New UMass Staff "Doing Things The Right Way"
The high school coach of a top 2026 recruit says to watch out for UMass based on the new coaching staff.
Jack Muldoon knows what big-time football programs look like.
Shoot, he’s in charge of one, albeit at the high school level.
But as the head coach at Monsignor Bonner & Archbishop Prendergast in Drexel Hill, Pa., Muldoon has gained visibility into several big-time college football programs as well.
Muldoon, who led Bonnie & Prendie to a state title this past season, has had players seriously recruited by schools like Penn State, Pitt, Syracuse, Rutgers, Boston College, Notre Dame, Notre Dame, Georgia, Tennessee and Texas A&M among dozens of others.
He knows how coaches at big-time schools carry themselves, especially when it comes to recruiting.
After having his 2026 edge defender CJ Amobi get recruited by UMass and ultimately commit to the Minutemen last month, Muldoon is convinced the new staff in Amherst is well-equipped for a turnaround.
“They have the right guys in there,” Muldoon told Minuteman Command. “I'm telling you, these dudes, they're football guys and they're not there to play. They want to take that program to another level.”
While UMass will make top in-state prospects a major priority in recruiting, the Minutemen have already shown an eagerness to expand that base throughout the Northeast.
We’ve always stressed the importance of prioritizing successful programs with established cultures as prime sources for exactly what first-year head coach Joe Harasymiak is attempting to build.
The New England prep schools provide those opportunities as do programs like St. Peter’s Prep, Don Bosco Prep, Bergen Catholic and St. Joseph Regional in New Jersey.
And programs like Bonnie & Predie in Pennsylvania.

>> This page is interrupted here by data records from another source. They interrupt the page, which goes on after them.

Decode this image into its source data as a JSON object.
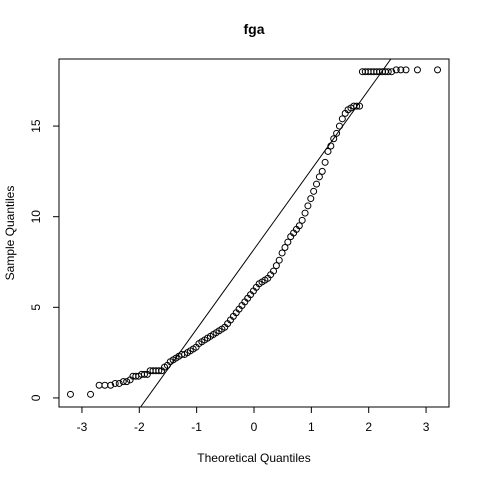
{
  "chart_data": {
    "type": "scatter",
    "title": "fga",
    "xlabel": "Theoretical Quantiles",
    "ylabel": "Sample Quantiles",
    "xlim": [
      -3.4,
      3.4
    ],
    "ylim": [
      -0.5,
      18.7
    ],
    "xticks": [
      -3,
      -2,
      -1,
      0,
      1,
      2,
      3
    ],
    "yticks": [
      0,
      5,
      10,
      15
    ],
    "grid": false,
    "legend": "none",
    "point_style": "open-circle",
    "reference_line": {
      "slope": 4.4,
      "intercept": 8.2
    },
    "points": [
      [
        -3.2,
        0.2
      ],
      [
        -2.85,
        0.2
      ],
      [
        -2.7,
        0.7
      ],
      [
        -2.6,
        0.7
      ],
      [
        -2.5,
        0.7
      ],
      [
        -2.42,
        0.8
      ],
      [
        -2.35,
        0.8
      ],
      [
        -2.28,
        0.9
      ],
      [
        -2.22,
        0.9
      ],
      [
        -2.16,
        1.0
      ],
      [
        -2.11,
        1.2
      ],
      [
        -2.06,
        1.2
      ],
      [
        -2.01,
        1.2
      ],
      [
        -1.96,
        1.3
      ],
      [
        -1.91,
        1.3
      ],
      [
        -1.86,
        1.3
      ],
      [
        -1.81,
        1.5
      ],
      [
        -1.76,
        1.5
      ],
      [
        -1.71,
        1.5
      ],
      [
        -1.66,
        1.5
      ],
      [
        -1.61,
        1.5
      ],
      [
        -1.56,
        1.7
      ],
      [
        -1.51,
        1.8
      ],
      [
        -1.46,
        2.0
      ],
      [
        -1.41,
        2.1
      ],
      [
        -1.36,
        2.2
      ],
      [
        -1.31,
        2.3
      ],
      [
        -1.26,
        2.4
      ],
      [
        -1.21,
        2.4
      ],
      [
        -1.16,
        2.5
      ],
      [
        -1.11,
        2.6
      ],
      [
        -1.06,
        2.7
      ],
      [
        -1.01,
        2.8
      ],
      [
        -0.96,
        3.0
      ],
      [
        -0.91,
        3.1
      ],
      [
        -0.86,
        3.2
      ],
      [
        -0.81,
        3.3
      ],
      [
        -0.76,
        3.4
      ],
      [
        -0.71,
        3.5
      ],
      [
        -0.66,
        3.6
      ],
      [
        -0.61,
        3.7
      ],
      [
        -0.56,
        3.8
      ],
      [
        -0.51,
        3.9
      ],
      [
        -0.46,
        4.1
      ],
      [
        -0.41,
        4.3
      ],
      [
        -0.36,
        4.5
      ],
      [
        -0.31,
        4.7
      ],
      [
        -0.26,
        4.9
      ],
      [
        -0.21,
        5.1
      ],
      [
        -0.16,
        5.3
      ],
      [
        -0.11,
        5.5
      ],
      [
        -0.06,
        5.7
      ],
      [
        -0.01,
        5.9
      ],
      [
        0.04,
        6.1
      ],
      [
        0.09,
        6.3
      ],
      [
        0.14,
        6.4
      ],
      [
        0.19,
        6.5
      ],
      [
        0.24,
        6.6
      ],
      [
        0.29,
        6.8
      ],
      [
        0.34,
        7.0
      ],
      [
        0.39,
        7.3
      ],
      [
        0.44,
        7.6
      ],
      [
        0.49,
        8.0
      ],
      [
        0.54,
        8.3
      ],
      [
        0.59,
        8.6
      ],
      [
        0.64,
        8.9
      ],
      [
        0.69,
        9.1
      ],
      [
        0.74,
        9.3
      ],
      [
        0.79,
        9.5
      ],
      [
        0.84,
        9.8
      ],
      [
        0.89,
        10.2
      ],
      [
        0.94,
        10.6
      ],
      [
        0.99,
        11.0
      ],
      [
        1.04,
        11.4
      ],
      [
        1.09,
        11.8
      ],
      [
        1.14,
        12.2
      ],
      [
        1.19,
        12.5
      ],
      [
        1.24,
        13.0
      ],
      [
        1.29,
        13.6
      ],
      [
        1.34,
        13.9
      ],
      [
        1.39,
        14.3
      ],
      [
        1.44,
        14.6
      ],
      [
        1.49,
        15.0
      ],
      [
        1.54,
        15.4
      ],
      [
        1.59,
        15.7
      ],
      [
        1.64,
        15.9
      ],
      [
        1.69,
        16.0
      ],
      [
        1.74,
        16.1
      ],
      [
        1.79,
        16.1
      ],
      [
        1.84,
        16.1
      ],
      [
        1.89,
        18.0
      ],
      [
        1.94,
        18.0
      ],
      [
        1.99,
        18.0
      ],
      [
        2.04,
        18.0
      ],
      [
        2.09,
        18.0
      ],
      [
        2.14,
        18.0
      ],
      [
        2.19,
        18.0
      ],
      [
        2.24,
        18.0
      ],
      [
        2.29,
        18.0
      ],
      [
        2.34,
        18.0
      ],
      [
        2.4,
        18.0
      ],
      [
        2.48,
        18.1
      ],
      [
        2.56,
        18.1
      ],
      [
        2.65,
        18.1
      ],
      [
        2.85,
        18.1
      ],
      [
        3.2,
        18.1
      ]
    ]
  }
}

When UMass brings in a player from those types of programs, the Minutemen aren’t just adding a talented prospect, they’re bringing in a player who has been exposed to how things are supposed to operate within a big-time program and one who has played and practiced against elite players.

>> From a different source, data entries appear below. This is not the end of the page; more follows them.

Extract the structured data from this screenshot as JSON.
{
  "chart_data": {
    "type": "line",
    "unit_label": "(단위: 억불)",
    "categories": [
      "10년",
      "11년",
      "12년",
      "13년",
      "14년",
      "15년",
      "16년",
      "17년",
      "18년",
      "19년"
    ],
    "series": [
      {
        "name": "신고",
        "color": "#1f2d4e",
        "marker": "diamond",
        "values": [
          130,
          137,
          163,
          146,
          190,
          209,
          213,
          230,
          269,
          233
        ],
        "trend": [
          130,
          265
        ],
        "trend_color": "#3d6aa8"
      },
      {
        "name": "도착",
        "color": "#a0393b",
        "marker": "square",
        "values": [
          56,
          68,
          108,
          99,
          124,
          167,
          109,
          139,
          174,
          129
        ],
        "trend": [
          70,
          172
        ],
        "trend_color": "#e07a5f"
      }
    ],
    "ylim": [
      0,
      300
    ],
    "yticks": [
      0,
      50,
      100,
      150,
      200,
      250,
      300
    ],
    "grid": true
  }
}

“100 percent,” Muldoon agreed.
From a recruiting standpoint, that requires UMass coaches to recruit the way Power-4 programs do. They’ve shown a propensity to do just that and not only has that separated them from previous UMass staffs - according to high school coaches we talk to - but also from their peers.
Muldoon says he met with UMass coaches multiple times about Amobi, something Amobi recognized.

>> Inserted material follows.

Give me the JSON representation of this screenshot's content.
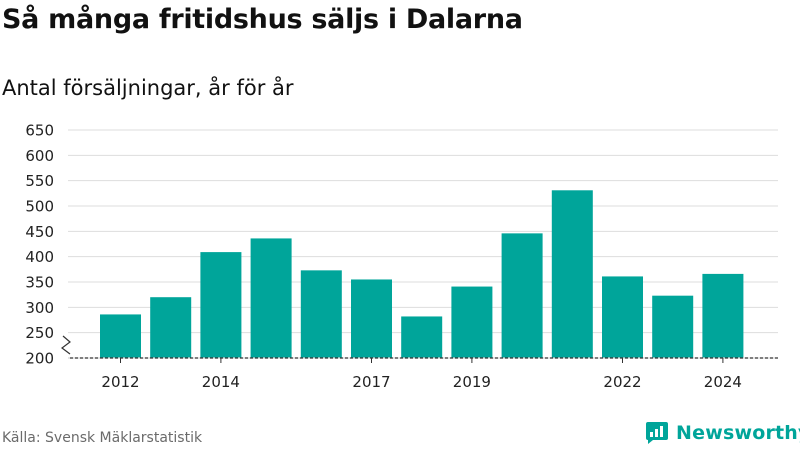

“They were serious to him,” said Muldoon. “They made him seem like a priority for them and that's how you do it.”
Muldoon said he didn’t have UMass coming through his office much in years past.He had to go all of the way back to tight end James Welde, who was a prospect in the Class of 2021, who ended up at Villanova.
“James was a really good student, and I think that was one of the schools that he was thinking about and considering,” Muldoon said. “But he was considering them more than they were considering him.”
Muldoon said the current UMass staff is “absolutely doing it the right way.”
“I tell people, I'm like, ‘Man, you watch out for UMass. They're not playing,’” Muldoon said. “They're doing it the right way. They're serious and they're expanding outside of that Boston area. And even down to where they were hitting Bosco and Bergen and those guys.
“I'm glad they came down 95 a little farther.”